Tuesday, 9 January 2018: 1:45 PM
615 AB (Hilton) (Austin, Texas)
Caleb Grunzke, CIMMS, Norman, OK; and I. L. Jirak and B. T. Smith
The Forecasting a Continuum of Environmental Threats (FACETs) research project contains eleven sub projects aimed at developing short-range, probabilistic guidance for many atmospheric hazards. One of our subproject objectives is to develop short-range calibrated probabilistic guidance for tornado intensity, especially for significant tornadoes defined as EF2 or greater on the Enhanced Fujita scale. The forecast guidance runs hourly out to 15 hours and is valid at 2-h intervals over the prior 4-h. This forecast guidance utilizes the research results led by Storm Prediction Center (SPC) forecasters Bryan Smith and Rich Thompson (Thompson et al. 2017). They manually examined a multi-year archive of radar-observed tornadic supercells to determine the statistical relationship between the significant tornado parameter (STP) in the near-supercell environment and the tornado EF-scale rating. Calibration tables were then created for EF0+, EF2+, and EF4+ tornadoes based on value ranges of STP.
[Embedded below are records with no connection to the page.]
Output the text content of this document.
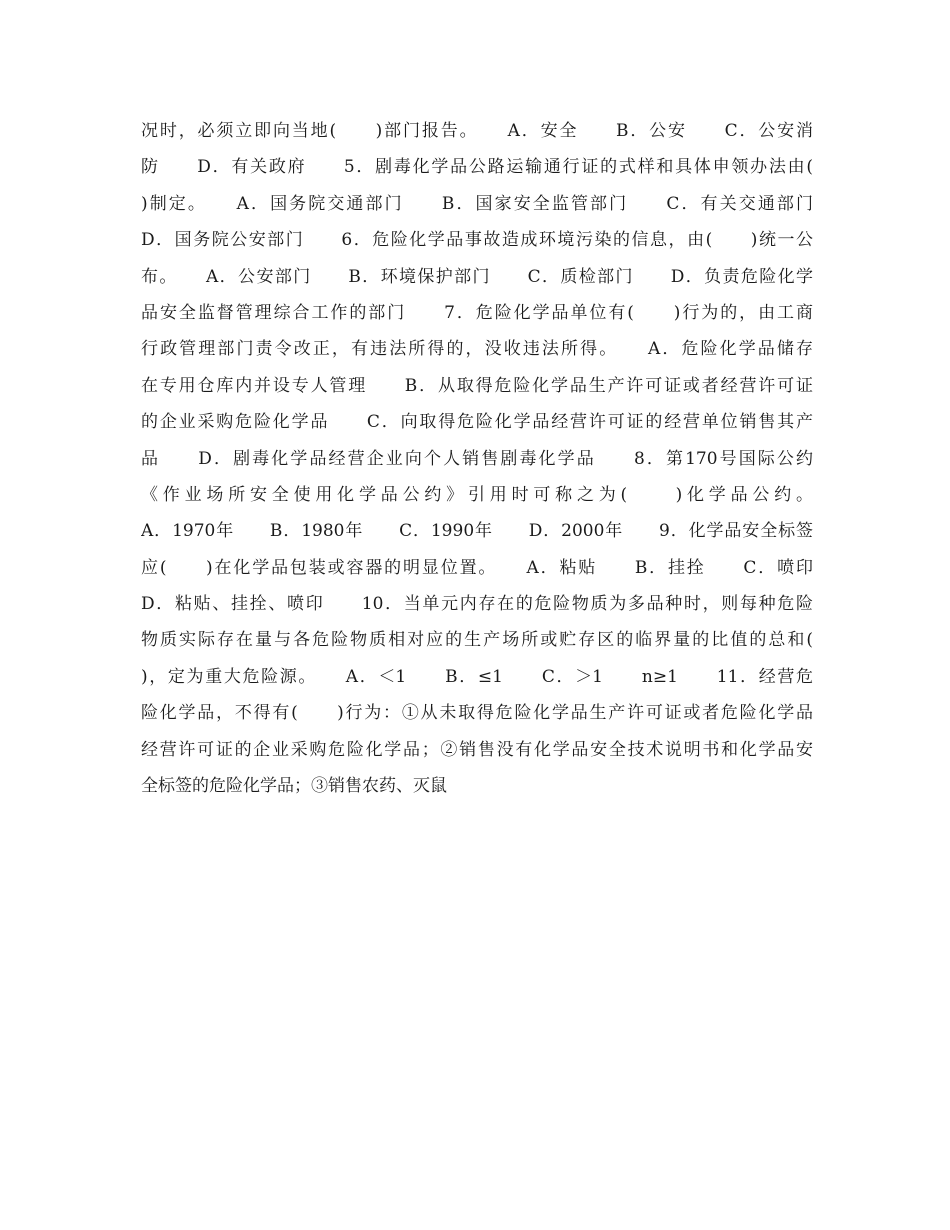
况时，必须立即向当地(　　)部门报告。　　A．安全　　B．公安　　C．公安消
防　　D．有关政府　　5．剧毒化学品公路运输通行证的式样和具体申领办法由(
)制定。　　A．国务院交通部门　　B．国家安全监管部门　　C．有关交通部门
D．国务院公安部门　　6．危险化学品事故造成环境污染的信息，由(　　)统一公
布。　　A．公安部门　　B．环境保护部门　　C．质检部门　　D．负责危险化学
品安全监督管理综合工作的部门　　7．危险化学品单位有(　　)行为的，由工商
行政管理部门责令改正，有违法所得的，没收违法所得。　　A．危险化学品储存
在专用仓库内并设专人管理　　B．从取得危险化学品生产许可证或者经营许可证
的企业采购危险化学品　　C．向取得危险化学品经营许可证的经营单位销售其产
品　　D．剧毒化学品经营企业向个人销售剧毒化学品　　8．第170号国际公约
《作业场所安全使用化学品公约》引用时可称之为(　　)化学品公约。
A．1970年　　B．1980年　　C．1990年　　D．2000年　　9．化学品安全标签
应(　　)在化学品包装或容器的明显位置。　　A．粘贴　　B．挂拴　　C．喷印
D．粘贴、挂拴、喷印　　10．当单元内存在的危险物质为多品种时，则每种危险
物质实际存在量与各危险物质相对应的生产场所或贮存区的临界量的比值的总和(
)，定为重大危险源。　　A．＜1　　B．≤1　　C．＞1　　n≥1　　11．经营危
险化学品，不得有(　　)行为：①从未取得危险化学品生产许可证或者危险化学品
经营许可证的企业采购危险化学品；②销售没有化学品安全技术说明书和化学品安
全标签的危险化学品；③销售农药、灭鼠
The calibrated probability of tornado intensity guidance uses information from the last four hourly runs of the High-Resolution Rapid Refresh (HRRR) numerical model to create a time-lagged ensemble. The guidance also uses the last hourly run of the Rapid Refresh (RAP) numerical model. These are used to provide environment (RAP) and storm attribute (HRRR) forecast information. The maximum value of STP from the RAP over the 4-h period is taken at each grid point, and the statistical relationship between STP and observed tornado EF-scale distribution is used to determine conditional exceedance probabilities for various EF-scale ratings. This probability is then multiplied by the probability of 4-h maximum updraft helicity neighborhood probability ≥ 100 m^2/s^2 (representing the probability of a supercell) to create an “unconditional” probability of tornado intensity. The guidance was utilized and evaluated in the 2017 Hazardous Weather Testbed Spring Forecasting Experiment. Subjective evaluation and statistical verification show that the product can provide useful guidance to severe weather forecasters.